[Chanson Culte #25] – Little Red Corvette, Prince sur l’autoroute du plaisir

Prince - Little Red CorvetteLa mort de Prince aura au moins eu un avantage : permettre à ceux qui en étaient privés de pouvoir à nouveau écouter librement sa musique en ligne. Le Kid de Minneapolis est de retour sur le net et aussi dans les bacs, monté en coffret, en édition collector et devrait alimenter le marché du disque pendant les 200 prochaines années lunaires. L’industrie sert des vieilleries comme s’il s’agissait de nouveautés et tout ceci nous pose évidemment question. Que retenir de Prince au final ? On a le sentiment que, dans l’opinion, le personnage l’emporte sur la musique. Quels albums ? Quelles chansons ? Purple Rain écrase son monde et on se souvient aussi en France de ses roucoulades méditerranéennes à la Kiss. What else ? Prince est en train de devenir un artiste de best-of, un personnage de légende : musicien virtuose, un amant XXL, et puis quoi ?  Plus l’hommage est fort et moins l’oeuvre parle : Sign O  The Times, album central et néoréaliste, Around The World In A Day notre préféré, ignoré à jamais, sans parler de Lovesexy monumental renvoyé à sa seule pochette, de Graffiti Bridge (qui l’a écouté et réécouté?) ou même de Diamonds and Pearls. Les débuts sonnent creux et serrés, comme un string en cuir. Plus on parle de Prince et plus il est négligé.
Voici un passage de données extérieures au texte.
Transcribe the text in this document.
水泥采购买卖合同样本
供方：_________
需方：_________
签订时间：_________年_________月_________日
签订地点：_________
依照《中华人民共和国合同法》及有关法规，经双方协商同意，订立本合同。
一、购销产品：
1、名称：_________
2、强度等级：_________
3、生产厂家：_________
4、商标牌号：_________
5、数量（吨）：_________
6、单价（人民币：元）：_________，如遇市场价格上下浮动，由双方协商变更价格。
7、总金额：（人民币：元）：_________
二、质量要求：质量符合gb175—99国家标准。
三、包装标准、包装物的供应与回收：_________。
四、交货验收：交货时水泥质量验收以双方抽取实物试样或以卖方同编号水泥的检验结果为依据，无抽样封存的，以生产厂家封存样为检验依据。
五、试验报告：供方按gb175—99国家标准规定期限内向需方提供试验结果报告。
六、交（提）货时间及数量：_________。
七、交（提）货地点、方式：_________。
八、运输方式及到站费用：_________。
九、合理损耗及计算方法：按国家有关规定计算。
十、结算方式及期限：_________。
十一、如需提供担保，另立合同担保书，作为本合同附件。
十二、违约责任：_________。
On pourrait aisément lui consacrer trois ou quatre « Chanson Culte » mais à raison d’une par an pour le goûter d’anniv au Fentanyl et au Champomi, on y va piano avec Little Red Corvette, single cuvée 1982 (36 ans déjà) sorti en simple en mars 1983. Pourquoi Little Red Corvette plutôt qu’une autre ? Tout simplement parce que tout y est et parce que tout Prince peut être contenu dans cette chanson.

 Vroum, vroum, sexy

Mais commençons au début. La Corvette est une voiture de sport de marque Chevrolet, lancée au début de l’année 1953. Premier concept car et premier véhicule à posséder en série une carrosserie en fibre de verre, elle devient emblématique de l’Amérique par ses courbes, sa motorisation puissante et son utilisation dans de nombreux films de cinéma. En 1982, Prince vient d’achever l’aménagement dans sa maison d’un tout nouveau studio 24 pistes. C’est là que naît 1999, son cinquième album, et aussi là, en solitaire puisqu’il ne sollicite que très accessoirement son groupe The Revolution, sur cet enregistrement, qu’il engage sa grande révolution de palais. Controversy, sorti l’année précédente, amorçait un travail de brassage des musiques noires, des musiques synthétiques et du rock, mais c’était un album encore rattaché à son premier âge, psychédélique et exagérément tourné vers la provocation. D’un point de vue du son, 1999 engage Prince dans une nouvelle ère, faite de maîtrise, de relative retenue et surtout de déploiement professionnel de sa formule électro-funk. Les synthétiseurs prennent la place des instruments naturels, remplacent les cuivres, tandis qu’une nouvelle boîte à rythme dernier cri lui permet de coupler des échantillons numériques de batterie à des effets de guitares, créant une résonance et des réverbérations caractéristiques. Les chansons sont travaillées en solo, conçues, polies, reprises, développées, jouées pendant les longues heures d’une nuit où Prince ne dort pas. Pleinement autonome tant musicalement que dans le processus de production et d’enregistrement, Prince peut exprimer non seulement sa créativité mais se donner les moyens de la domestiquer et d’en synthétiser les ambitions. Pour le profane, la signature sonore est très singulière, comme si l’ensemble baignait dans une chambre d’écho. Le son est énergique, presque vrombissant…. comme un moteur de voiture. On y arrive : le nouveau son, urbain, agressif, mais aussi tendu comme un sexe en action et qui ne perd pas ses caractéristiques funk soul, est né et s’exprimera à la perfection sur Little Red Corvette, deuxième single extrait de l’album après le titre rajouté à la dernière minute et tonitruant 1999.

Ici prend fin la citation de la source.